Two weeks ago, I was having a conversation with a Kenyan church-worker friend of mine, and we were discussing the problem of getting involvement in church programs. This has been a problem with every church I’ve worked for and known.
As church workers, because we sacrifice so much of our lives for our churches or ministries, we subconsciously tend to measure spirituality in terms of church involvement. The new generation sees right through this. If we want to engage them spiritually, we need to use the structures of the church to encourage them spiritually and engage society rather than using them to prop up our own institutional dreams.
Here are some excerpts from a recent posting that addresses this problem. “They love the church, but not the institution.”
Most people speak of “the church” the same way they refer to “the government”—it’s a hierarchy of leaders managing an organization that they engage but remain apart from.
. . . I see this dichotomy most clearly when it comes to volunteer service. As church leaders we often feel compelled to draw more people into the institution’s programs to serve. . .
. . . Sometimes I wonder if we have so confused these two entities—the church and the institution—that our mission becomes the growth and advancement of the later rather than the former. . .
. . . I am not anti-institution. I am not one of those rabid fluid-organic-anti-linear-pomo-loosy goosey-anti-establishment church people. I believe structure is necessary. Structure is good and even God-ordained. We see organization and structure from the very foundation of the church in Acts. But these structures always existed to serve God’s people in the fulfillment of their mission. Today, it seems like God’s people exist to serve the institution in the fulfillment of its mission (which is usually to become a bigger institution). Most of the curricula available to pastors on spiritual gifts and service focus on getting people to serve within their institution. Rarely does a church recruit, equip, and release saints to serve the mission outside its own immediate structure.

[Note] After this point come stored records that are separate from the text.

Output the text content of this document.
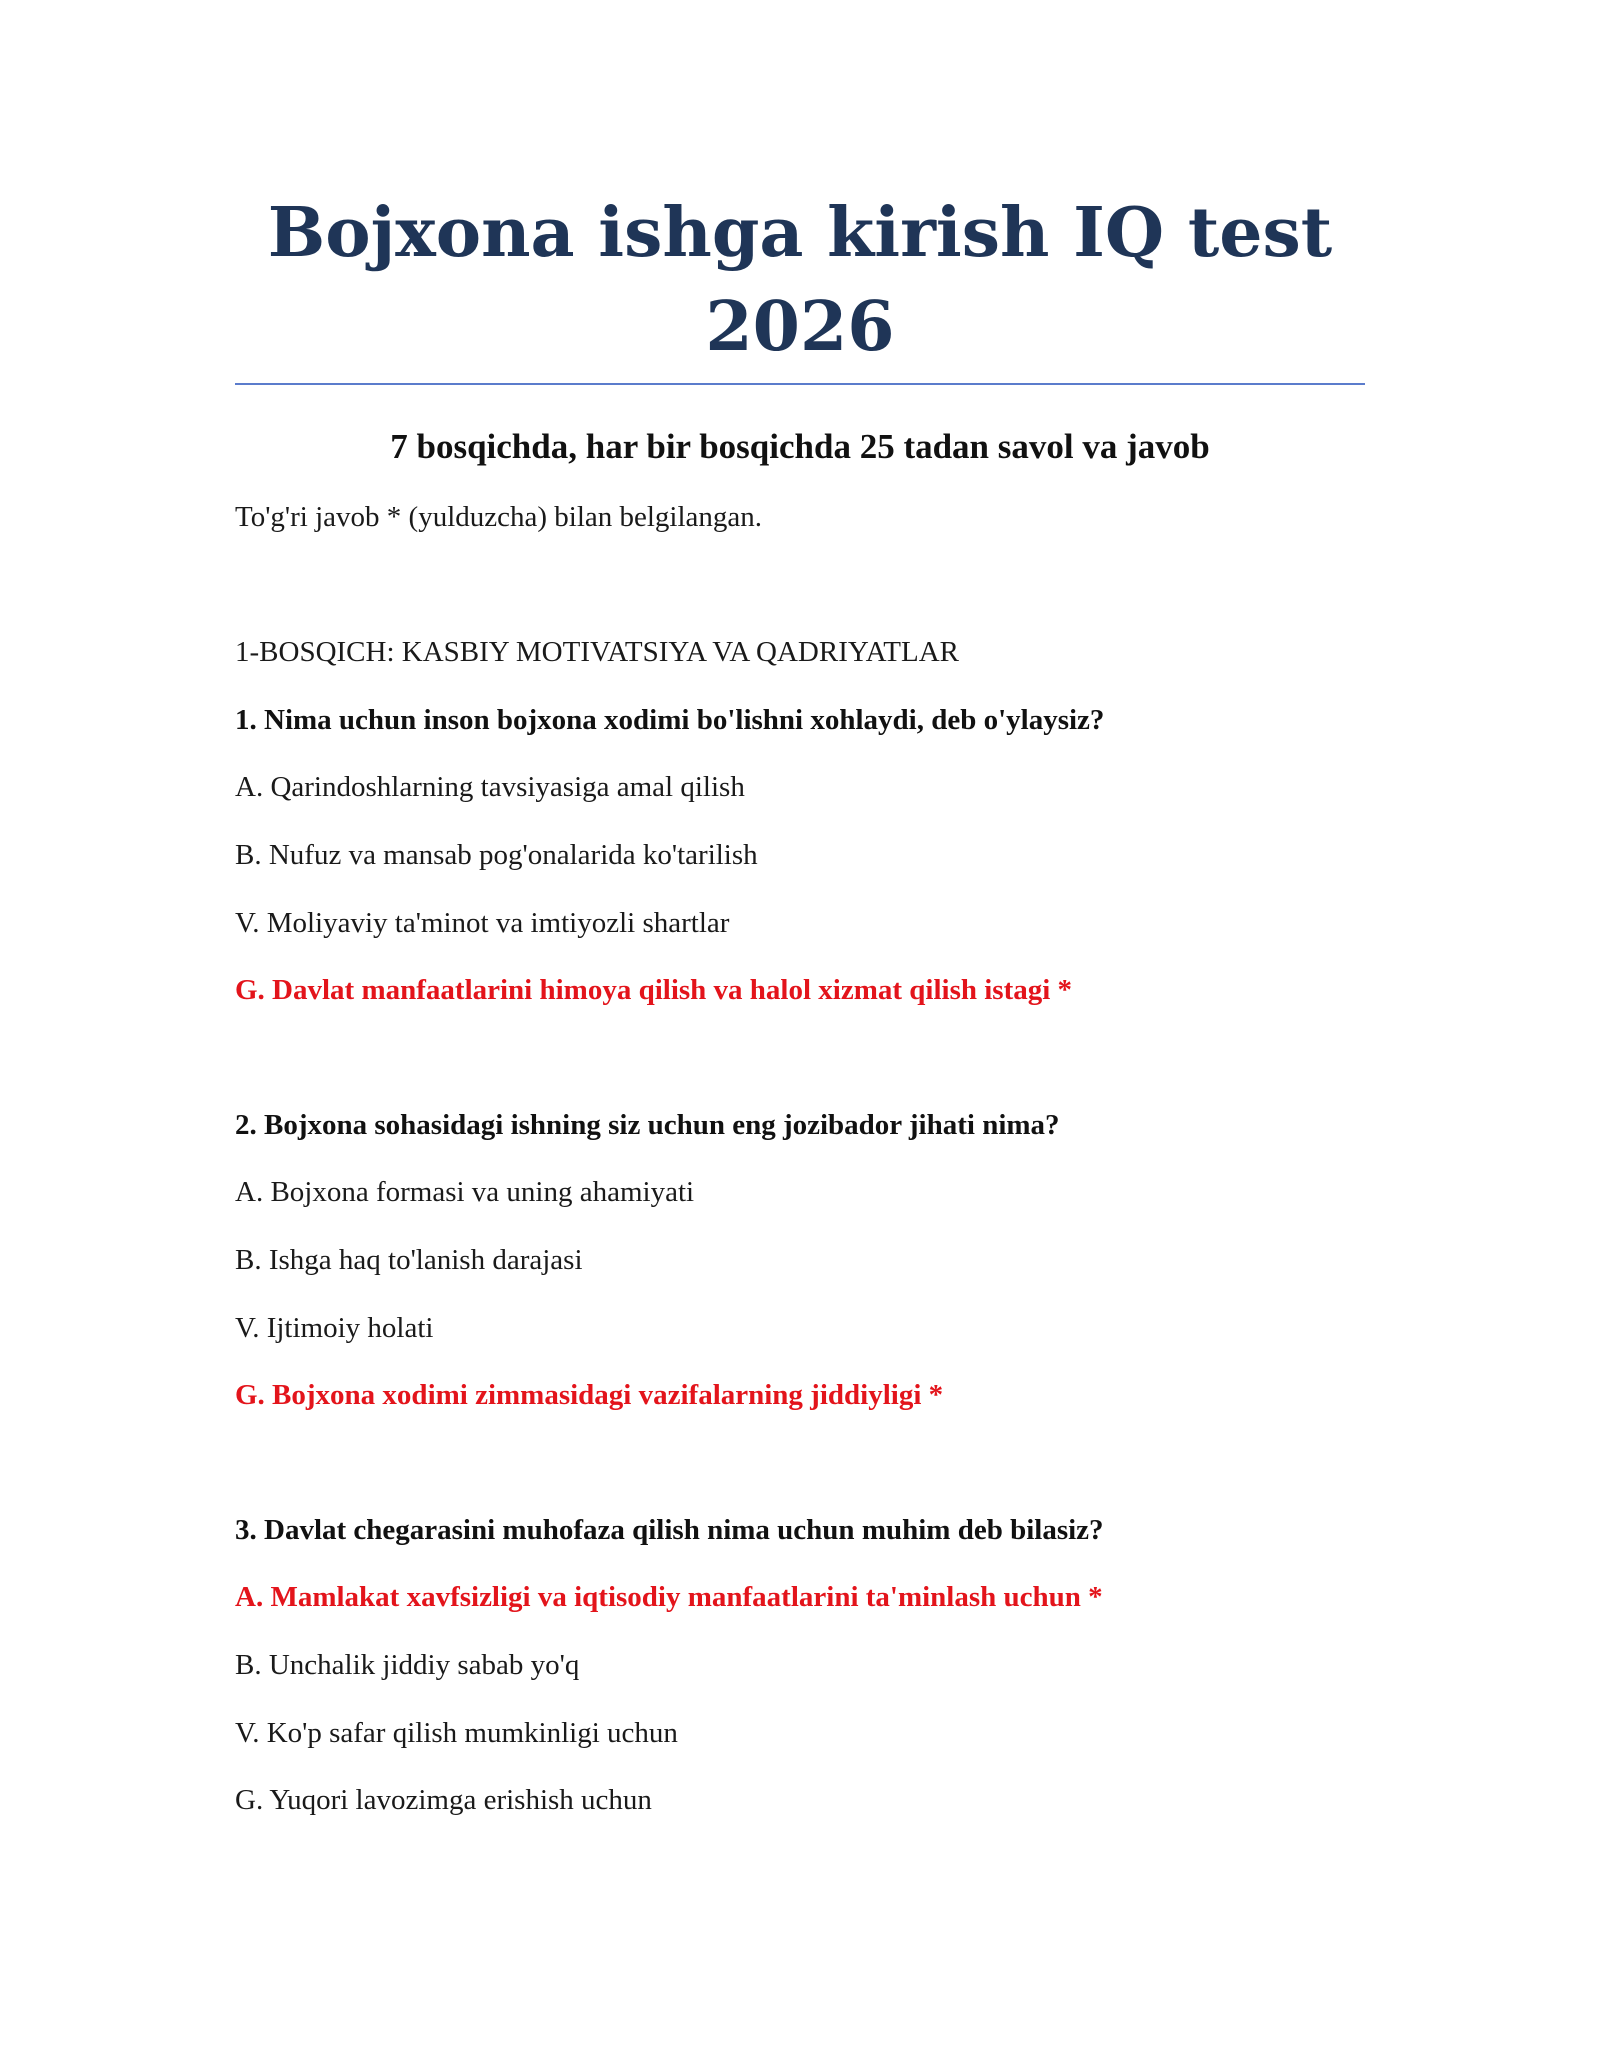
Bojxona ishga kirish IQ test
2026
7 bosqichda, har bir bosqichda 25 tadan savol va javob
To'g'ri javob * (yulduzcha) bilan belgilangan.
1-BOSQICH: KASBIY MOTIVATSIYA VA QADRIYATLAR
1. Nima uchun inson bojxona xodimi bo'lishni xohlaydi, deb o'ylaysiz?
A. Qarindoshlarning tavsiyasiga amal qilish
B. Nufuz va mansab pog'onalarida ko'tarilish
V. Moliyaviy ta'minot va imtiyozli shartlar
G. Davlat manfaatlarini himoya qilish va halol xizmat qilish istagi *
2. Bojxona sohasidagi ishning siz uchun eng jozibador jihati nima?
A. Bojxona formasi va uning ahamiyati
B. Ishga haq to'lanish darajasi
V. Ijtimoiy holati
G. Bojxona xodimi zimmasidagi vazifalarning jiddiyligi *
3. Davlat chegarasini muhofaza qilish nima uchun muhim deb bilasiz?
A. Mamlakat xavfsizligi va iqtisodiy manfaatlarini ta'minlash uchun *
B. Unchalik jiddiy sabab yo'q
V. Ko'p safar qilish mumkinligi uchun
G. Yuqori lavozimga erishish uchun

. . . This is the heart of my dilemma. I sometimes feel the energies and time I pour into the institution doesn’t translate into God’s people being more equipped for the ministry of loving God and neighbor. Could my spiritual and personal resources bear more fruit if poured into real people (the church), rather than into the institutional trough they feed from on Sundays?
. . . In our consumer culture we’ve come to believe that institutions are the vessels of God’s Spirit and power . . . The assumption is that with the right curriculum, the right principles, and the right programs, values, and goals, the Spirit will act to produce the ministry outcomes we envision. This plug-and-play approach to ministry makes God a predictable, mechanical device and it assumes his Spirit resides within organizations and systems rather than people.
. . . Rather than focusing on reproducing a leader’s methodology by constructing an institution, we ought to focus on reproducing his or her devotion to God—but that is a far more challenging task. As Willard writes, “One cannot write a recipe for this, for it is a highly personal matter, permitting of much individual variation and freedom. It also is dependent upon grace—that is, upon God acting in our lives to accomplish what we cannot accomplish on our own.”
. . .
Not: How do we grow the institution?
But: How do we grow people?
Not: How do we motivate people to serve in the church/institution?
But: How do we equip people and release them to serve outside the church/institution?
Not: How do we convince more people to come?
But: How do we inspire more people to go?
Not: How do we make people dependent on the institution for their growth?
But: How do we equip people to grow independent of the institution.